Homeoffice im Vermessungswesen - Erläuterungen zur Rechts- und Vorschriftenlage

© Markus Spiske, Pixabay
© Markus Spiske, Pixabay

Wie alle anderen Bereiche ist auch das amtliche Vermessungswesen von der Corona-Pandemie betroffen und wie in allen Lebensbereichen sind natürlich auch hier die gültigen Rechtsvorgaben zu beachten. Die letzten Änderungen des Infektionsschutzgesetzes und der Corona-Arbeitsschutzverordnung sorgten für Veränderungen. Die Verpflichtung des Dienstherrn Homeoffice anzubieten, wurde von der Corona-Arbeitsschutzverordnung in das Infektionsschutzgesetz übertragen, dafür die Verpflichtung des Dienstherrn wöchentlich zwei freiwillige Tests anzubieten in der Corona-Arbeitsschutzverordnung festgeschrieben

Zuallererst ist die Verpflichtung des Dienstherrn Homeoffice anzubieten näher zu betrachten. Die Formulierung im Infektionsschutzgesetz(§ 28 b Abs.7) lautet: „Der Arbeitgeber hat den Beschäftigten im Fall von Büroarbeit oder vergleichbaren Tätigkeiten anzubieten, diese Tätigkeiten in deren Wohnung auszuführen, wenn keine zwingenden betriebsbedingten Gründe entgegenstehen. Die Beschäftigten haben dieses Angebot anzunehmen, soweit ihrerseits keine Gründe entgegenstehen.“

Hier sind zunächst die Begriffe „Büroarbeit“ und „vergleichbare Tätigkeiten“ zu betrachten. Büroarbeiten sind Tätigkeiten, die an einem Arbeitsplatz im Betrieb oder der Dienststelle und nicht in einer Fertigung, Fabrik oder Werkstatt zu erledigen sind. Handwerkliche Tätigkeiten scheiden somit aus. Mit Büroarbeit vergleichbare Tätigkeiten können also alle als nicht an einen Ort, an den Arbeitsplatz im Betrieb oder in der Dienststelle, gebundene Tätigkeiten betrachtet werden. Betrachtet man den Hintergrund der Regelung, nämlich Kontakte nach Möglichkeit zu beschränken oder ganz zu vermeiden, sind vergleichbare Tätigkeiten auch Kontroll- oder Prüftätigkeiten im Außendienst als vergleichbare Tätigkeiten zu betrachten.
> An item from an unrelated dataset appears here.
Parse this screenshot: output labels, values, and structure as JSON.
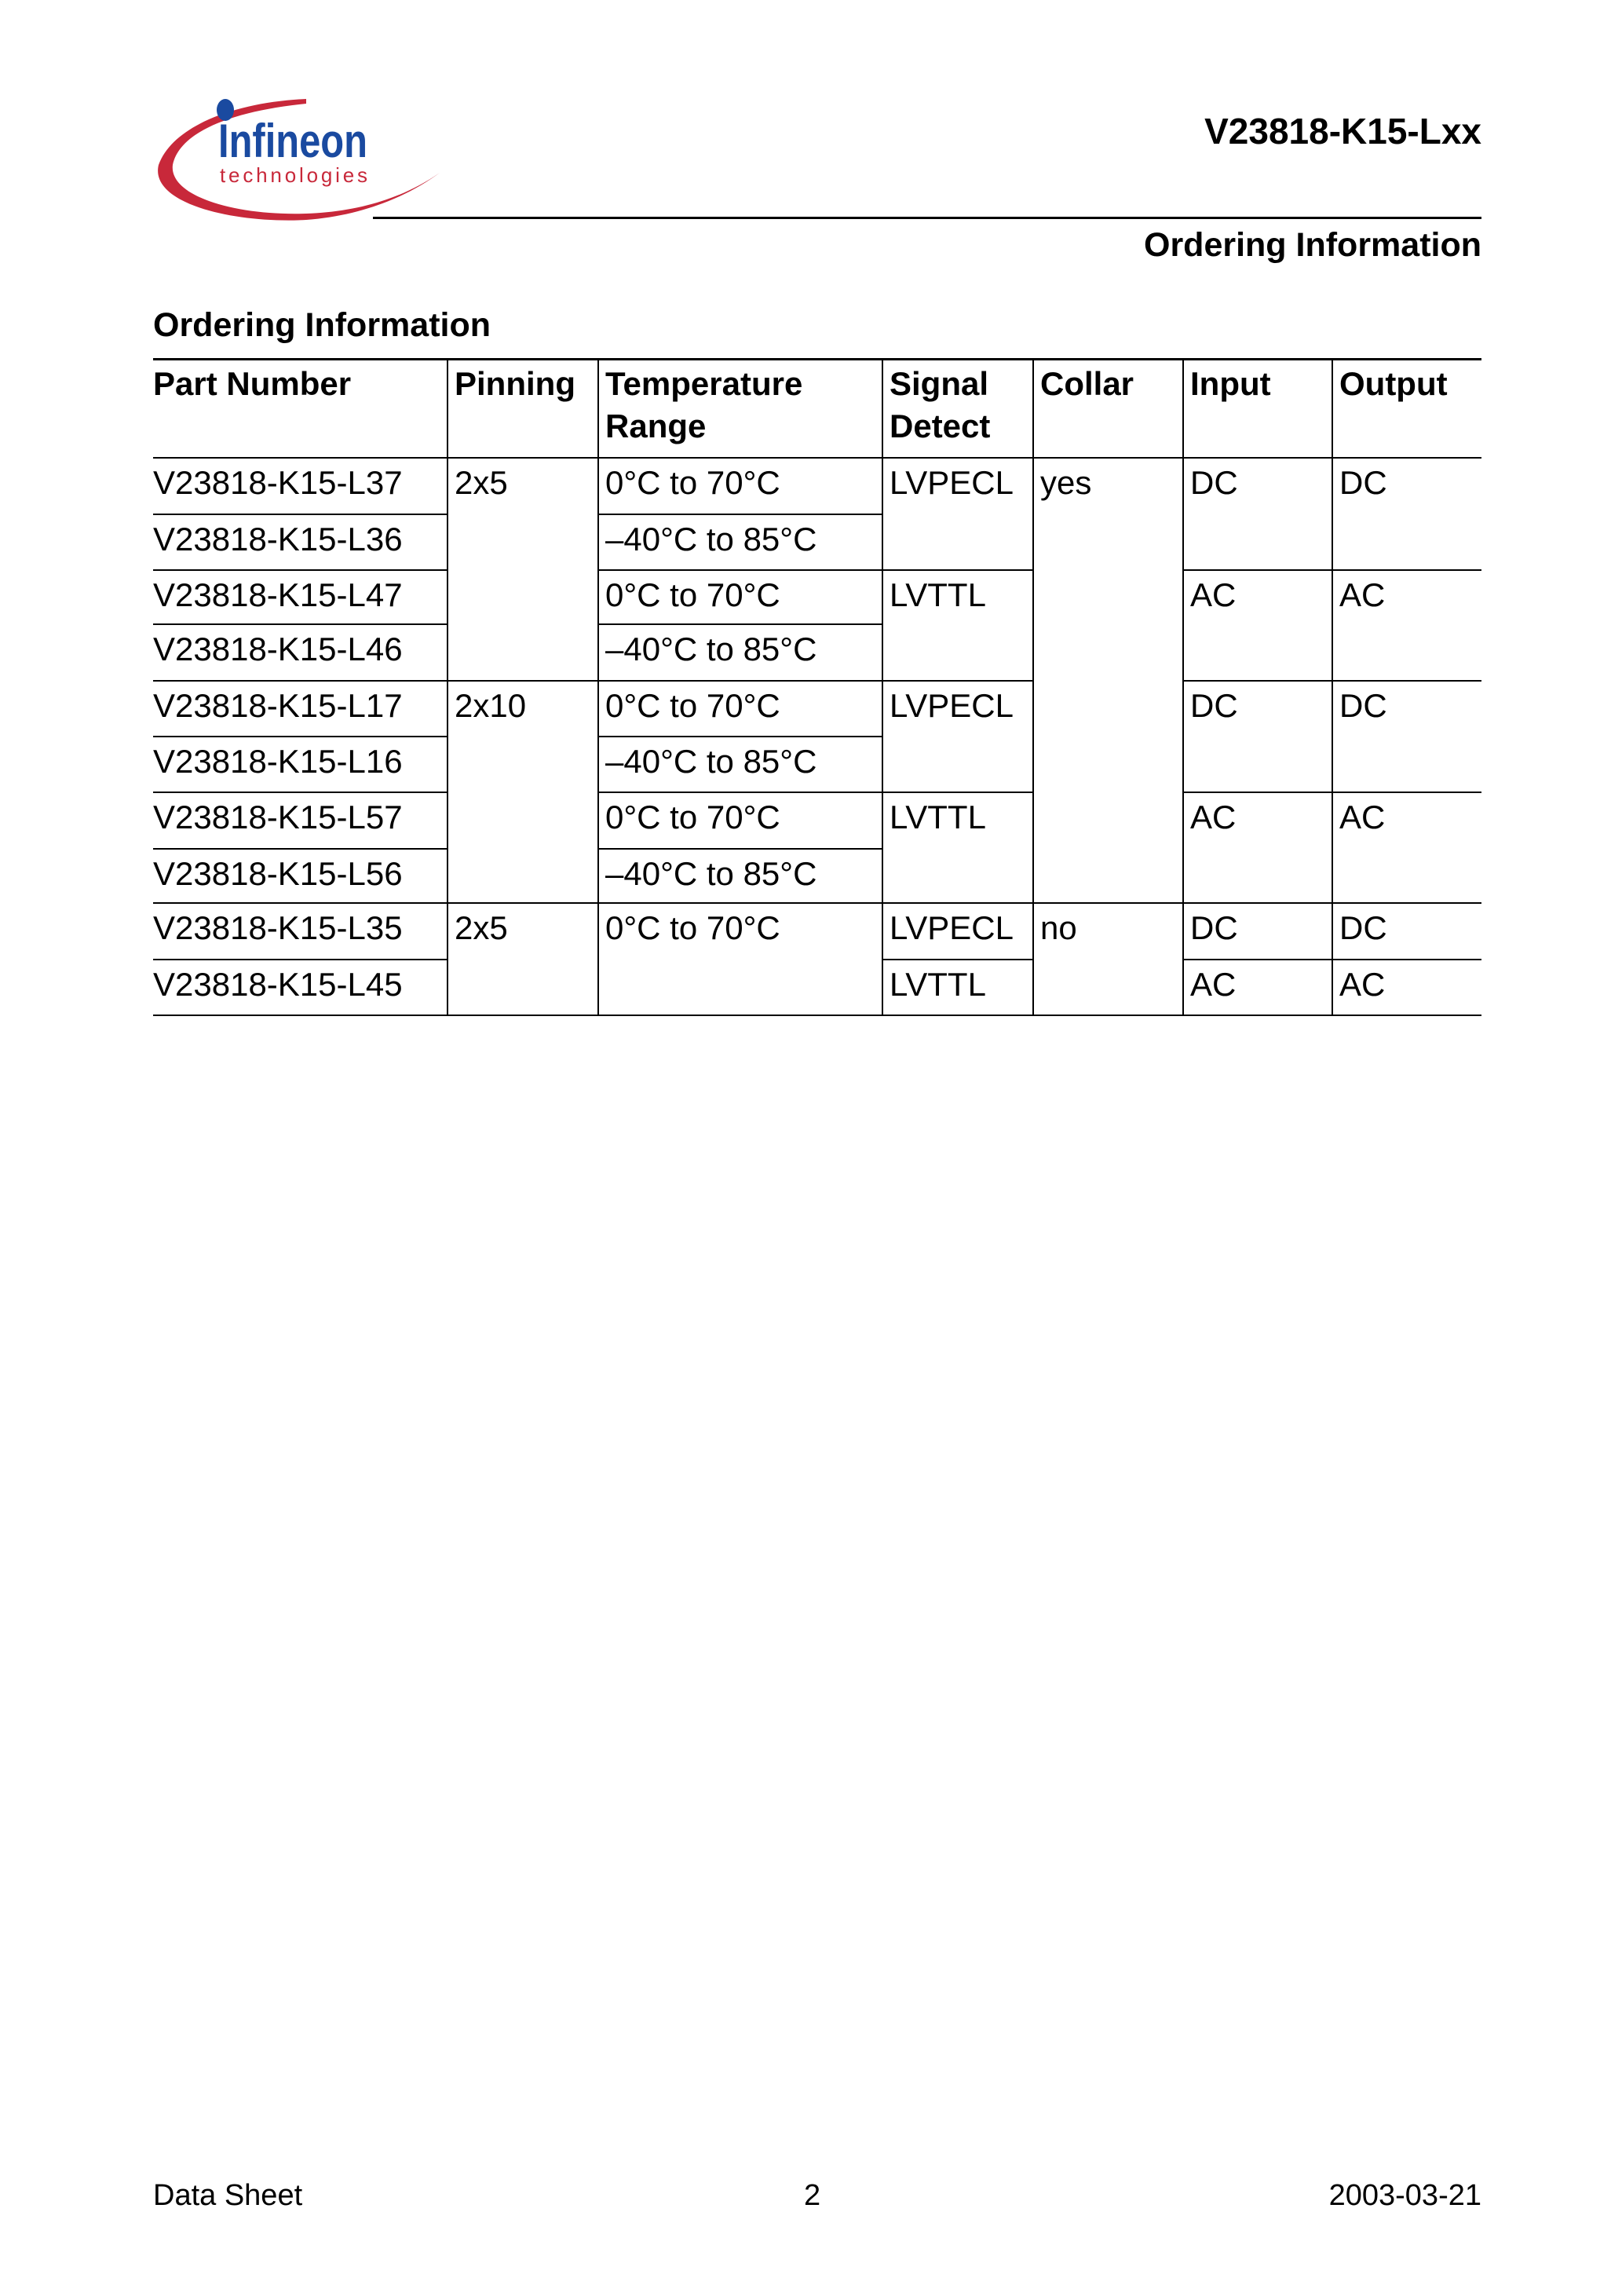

Insgesamt ist auch die Fürsorgepflicht des Dienstherrn als grundlegendes Prinzip anzuführen. Neben den verfassungsrechtlichen und beamtenrechtlichen Vorgaben (§33 Abs. 4 GG, §45 BStG) greift hier auch noch für allgemeine Arbeitsverhältnisse der § 618 BGB. Der Arbeitgeber hat in diesen Zusammenhängen alle geeigneten technischen und organisatorischen Maßnahmen des Gesundheitsschutzes und der Unfallverhütung zu treffen, die ihm zuzumuten sind.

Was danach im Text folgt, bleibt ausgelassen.